Расстались они очень хорошо. Теперь Фёдоров был уверен, что Викторию на вступительных экзаменах "завали­вать" не станут. Забежав в общежитие, Фёдоров не сразу нашёл нужную комнату, а найдя её, постучал в дверь. В ответ он услышал тот самый негромкий грудной голос, который был знаком ему четверть века, больше, чем нынешний возраст девушки:

-          Да. Войдите!

Фёдоров не замедлил войти и тут же начал пере­сказывать советы, услышанные от Прокофьева. Он знал, что щепетильной Виктории факт его визита к председателю приёмной комиссии не понравится. Поэтому постарался нейтрализовать недовольство такой фразой:

-          Вот что мне сейчас удалось узнать, Виктория Петровна. Сначала скажу, что вам надо поторопиться, потому что время приёма документов истекает. Можете не успеть, а мне бы так хотелось, чтобы вы поступили.

Передав советы Прокофьева и не дожидаясь ответа, он ушёл на Северный вокзал, чтобы добраться оттуда на светлогорском поезде к матери, которую уже так давно не видел.

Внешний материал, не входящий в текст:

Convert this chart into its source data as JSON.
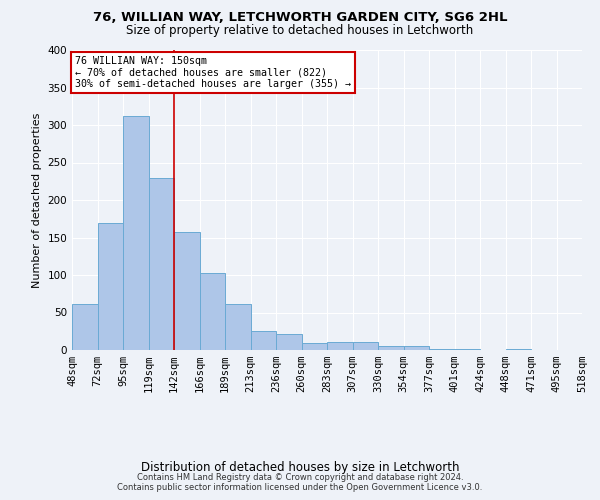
{
  "title1": "76, WILLIAN WAY, LETCHWORTH GARDEN CITY, SG6 2HL",
  "title2": "Size of property relative to detached houses in Letchworth",
  "xlabel": "Distribution of detached houses by size in Letchworth",
  "ylabel": "Number of detached properties",
  "footer1": "Contains HM Land Registry data © Crown copyright and database right 2024.",
  "footer2": "Contains public sector information licensed under the Open Government Licence v3.0.",
  "annotation_line1": "76 WILLIAN WAY: 150sqm",
  "annotation_line2": "← 70% of detached houses are smaller (822)",
  "annotation_line3": "30% of semi-detached houses are larger (355) →",
  "bar_values": [
    62,
    170,
    312,
    229,
    157,
    103,
    61,
    26,
    22,
    10,
    11,
    11,
    5,
    5,
    1,
    1,
    0,
    1,
    0,
    0
  ],
  "bin_labels": [
    "48sqm",
    "72sqm",
    "95sqm",
    "119sqm",
    "142sqm",
    "166sqm",
    "189sqm",
    "213sqm",
    "236sqm",
    "260sqm",
    "283sqm",
    "307sqm",
    "330sqm",
    "354sqm",
    "377sqm",
    "401sqm",
    "424sqm",
    "448sqm",
    "471sqm",
    "495sqm",
    "518sqm"
  ],
  "bar_color": "#aec6e8",
  "bar_edge_color": "#6aaad4",
  "vline_color": "#cc0000",
  "annotation_box_color": "#cc0000",
  "background_color": "#eef2f8",
  "grid_color": "#ffffff",
  "ylim": [
    0,
    400
  ],
  "vline_x_index": 4
}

Двери остановившегося вагона распахнулись как раз перед Фёдоровым, ожидавшим электрички на нижней плат­форме. Это не было удачным совпадением: в прежней своей жизни он специально наловчился выбирать такое место на нижней платформе, чтобы зайти в вагон одним из первых, усесться у окна и там ещё сорок минут поработать над бумагами. Сейчас оказалась свободной короткая скамья, первая от входа. Так что не пришлось стоять в ожидании, пока освободится место. Можно было отдаться мыслям, детально обдумать последующие действия. Фёдорову вспомнилось, как трудно ему давалась акклиматизация здесь тогда, в прежней действительности. Его всё время познабли­вало, а попробовав несколько раз искупаться в море, он удивился: как это другие совершенно спокойно, с видимым удовольствием входят в воду – ведь не все же они "моржи"! Конечно, море, расположенное на Севере Европы, далеко не такое тёплое, как Чёрное. Бесспорным было и то, что море смягчало климат, делая зиму более мягкой, а лето заметно прохладнее, чем на континенте. Но, глядя на термометр и гигрометр, Фёдоров тогда не находил объективных причин для чувства озноба, почти не покидавшего его. Во всяком случае, и в Воронеже, и в Москве при такой температуре и влажности он никогда не мёрз.